Marketers have expressed cautious optimism looking ahead to 2024, with 60% of respondents in a new survey saying they plan to increase their ad budgets next year.
The findings, from the World Federation of Advertisers and Ebiquity, represent the views of 92 large advertisers collectively responsible for more than $50 billion in annual global advertising spending.
It’s another indicator that the recent advertising downturn could be coming to an end. Just 29% of respondents last year said they were expecting to increase their media budgets in 2023.
Of the remaining 40% of those surveyed, roughly one-third (33%) said they intended to maintain their 2023 budgets into 2024. Just 2% said they planned a “significant decrease” and 5% said they expected a “slight decrease.”
“I’m positively surprised,” said Stephan Loerke, CEO of the World Federation of Advertisers. “You’d think in the current climate, the outlook would be more uncertain.”
Still, he added, this optimism could be derailed if the conflict in the Middle East escalates further, and if oil prices rise.
A head of media at a large food brand told Insider their business had been worried going into 2023 because their costs for things like ingredients and energy had increased dramatically, causing them to raise their prices.
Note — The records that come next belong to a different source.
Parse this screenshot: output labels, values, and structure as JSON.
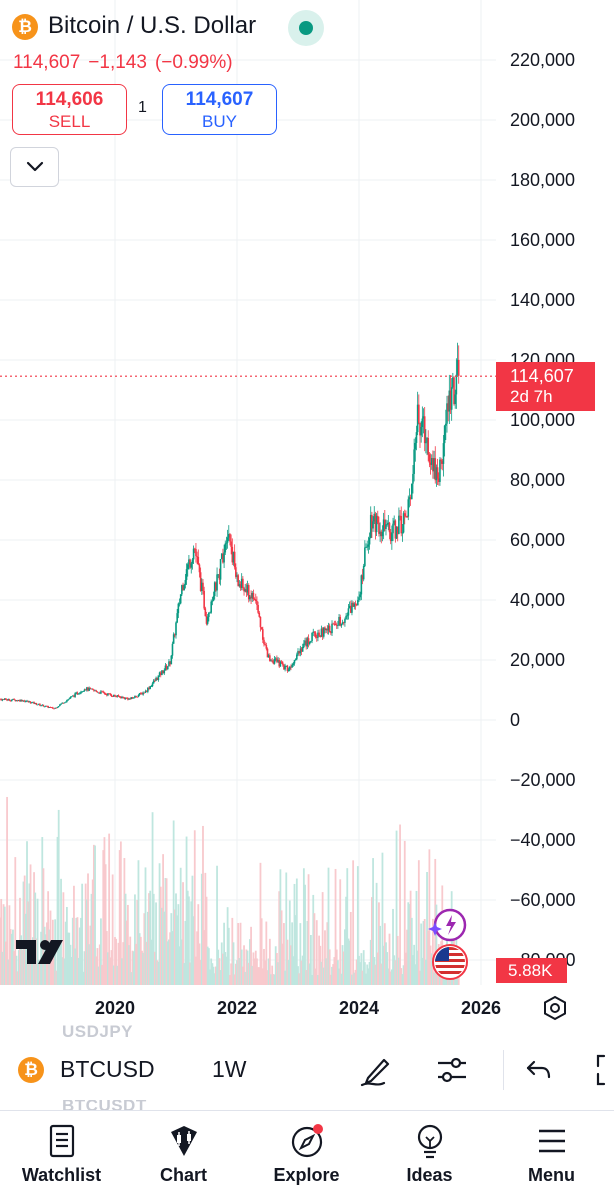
{
  "header": {
    "title": "Bitcoin / U.S. Dollar",
    "last_price": "114,607",
    "change": "−1,143",
    "change_pct": "(−0.99%)",
    "sell": {
      "price": "114,606",
      "label": "SELL"
    },
    "buy": {
      "price": "114,607",
      "label": "BUY"
    },
    "spread": "1",
    "icons": {
      "logo": "bitcoin-icon",
      "status": "market-open-dot",
      "collapse": "chevron-down-icon"
    }
  },
  "chart": {
    "price_axis_labels": [
      "220,000",
      "200,000",
      "180,000",
      "160,000",
      "140,000",
      "120,000",
      "100,000",
      "80,000",
      "60,000",
      "40,000",
      "20,000",
      "0",
      "−20,000",
      "−40,000",
      "−60,000",
      "−80,000"
    ],
    "time_axis_labels": [
      "2020",
      "2022",
      "2024",
      "2026"
    ],
    "current_price_label": "114,607",
    "countdown": "2d 7h",
    "volume_label": "5.88K",
    "colors": {
      "up": "#089981",
      "down": "#f23645",
      "grid": "#eef0f3"
    }
  },
  "chart_data": {
    "type": "candlestick",
    "symbol": "BTCUSD",
    "interval": "1W",
    "title": "",
    "ylim": [
      -80000,
      220000
    ],
    "x_ticks": [
      "2020",
      "2022",
      "2024",
      "2026"
    ],
    "x": [
      2018.0,
      2018.5,
      2019.0,
      2019.5,
      2020.0,
      2020.25,
      2020.5,
      2020.9,
      2021.1,
      2021.3,
      2021.5,
      2021.7,
      2021.85,
      2022.0,
      2022.3,
      2022.5,
      2022.85,
      2023.0,
      2023.25,
      2023.5,
      2023.8,
      2024.0,
      2024.2,
      2024.5,
      2024.8,
      2024.95,
      2025.1,
      2025.3,
      2025.5,
      2025.65
    ],
    "close": [
      7000,
      6500,
      3800,
      10500,
      8000,
      7000,
      9500,
      19000,
      45000,
      58000,
      34000,
      48000,
      65000,
      46000,
      40000,
      21000,
      17000,
      23000,
      28000,
      30000,
      35000,
      42000,
      68000,
      62000,
      68000,
      100000,
      95000,
      80000,
      110000,
      114607
    ],
    "volume_label": "5.88K",
    "grid": true
  },
  "toolbar": {
    "symbol": "BTCUSD",
    "interval": "1W",
    "prev_symbol": "USDJPY",
    "next_symbol": "BTCUSDT",
    "icons": [
      "drawing-pen-icon",
      "indicators-sliders-icon",
      "undo-icon",
      "fullscreen-icon"
    ]
  },
  "nav": {
    "items": [
      {
        "label": "Watchlist",
        "icon": "watchlist-icon"
      },
      {
        "label": "Chart",
        "icon": "chart-candles-icon"
      },
      {
        "label": "Explore",
        "icon": "explore-compass-icon"
      },
      {
        "label": "Ideas",
        "icon": "ideas-bulb-icon"
      },
      {
        "label": "Menu",
        "icon": "menu-icon"
      }
    ]
  }
}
But 2023 turned out to be much better than predicted.
“Retailers accepted the price increases — which was not assumed — and consumers also adopted the increases,” said the exec, who requested anonymity because they were not authorized by their company to talk about forward-looking numbers. Insider is aware of their identity.
Just over one-third (35%) of respondents indicated they would increase their share of longer-term, brand marketing activity in 2024, compared with 21% who said they would do so last year. On the other hand, 21% said they would increase their mix of performance activity, marketing intended to drive more immediate results, which was down from the 28% of people who said they would do so last year.
“It’s a good bellwether. If you’re willing to spend on branding, you’re thinking longer-term,” said a head of media at a drinks brand who requested anonymity, similarly because they were not authorized to speak about their budgets.
This exec also cautioned that while signs are positive for next year, it’s not a complete swing back. “In difficult times, when budgets get cut, building them back up takes a little bit of negotiation with finance,” the exec said.
Video advertising is expected to be the main recipient of next year’s budget increases, with 85% of respondents saying they would either significantly or slightly increase their investments in connected-TV ads, for example. Meanwhile, print, linear TV, and radio were all likely to decline in their share of most marketers’ budgets in 2024, according to the report.
Marketers have more channels than ever before on which to advertise, thanks to the rise of nascent areas like retail and commerce media, CTV, and digital out-of-home advertising. But this brings added complexity and risk for advertisers.
“CTV is an area where it’s quite rife full of fraud and that’s what a concern,” said a head of media at a health company who requested anonymity because they weren’t authorized to discuss their company’s media budgets. “Everyone thinks we’ll go on streaming and video-on-demand but there’s a lot more fraud and fake streaming sites — I don’t think it’s as heavily regulated as it should be.”
Around a third of advertisers said they plan to conduct log-level analysis of the programmatic supply chains in 2024 and 2025, according to the report.